Brigadier General Richard Kaiser says bad memories are literally burned into people’s mind of pollutants in the local waterways…..but there’s no need for apprehension.

“Over 40 years of environmental cleanup here has yielded tremendous, positive results,” says Kaiser. “To the point where the sediments in Cleveland Harbor and the Cuyahoga River…they have met the threshold for the EPA’s placement in the open lake. 20 percent of the material may not be suitable for placement in the open lake, but 80 percent of it is.”

But while dredging will go forward, opponents of dumping like Julius Ciaccia, CEO of the Northeast Ohio Regional Sewer District -- say he doesn’t want to set back plans to clean up Lake Erie.

“We are in fact, spending $3 billion on substantially cleaning up the lake,” says Ciaccia.

“And we don’t want to see that investment being negated with some of the things they’re going to be putting into the lake. While they have scientists that have said it’s going to be at low levels, there’s no guarantees of that and we just think it’s risky.”

Dredging facilitates ship-traffic around the lake’s ports. But the Corps’ recent plans to redistribute the river muck and debris into northern Ohio’s largest freshwater body fired up opposition from local residents and the Ohio EPA. They say the sediment could drive up carcinogenic pollutants.

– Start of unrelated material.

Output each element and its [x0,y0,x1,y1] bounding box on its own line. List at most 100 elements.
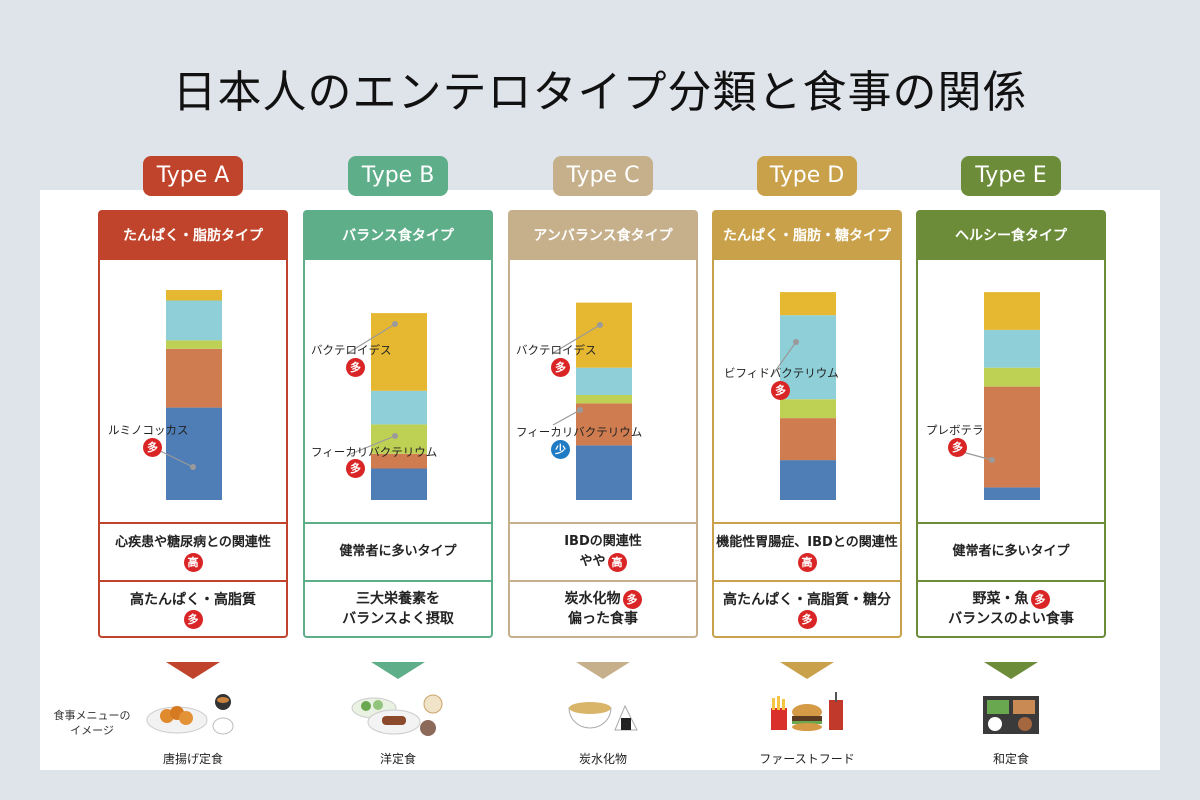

Speaking with ideastream Wednesday, the Corp’s District Commander, Lieutenant Karl Jensen, notes that in other cities, some gathered sediment has been repurposed for urban farming, habitat restoration, construction materials, and filling in basements.

"If it’s going to be suitable for those uses, then it should be suitable for open lake placement. So….same material, and should apply the same sort of methodology to evaluating it.”

For now, the Corps plans to put gathered river sediment into what are called Confined Disposal Facilities around the Cleveland harbor. They’re hoping to work with private vendors to repurpose more of the material in the future.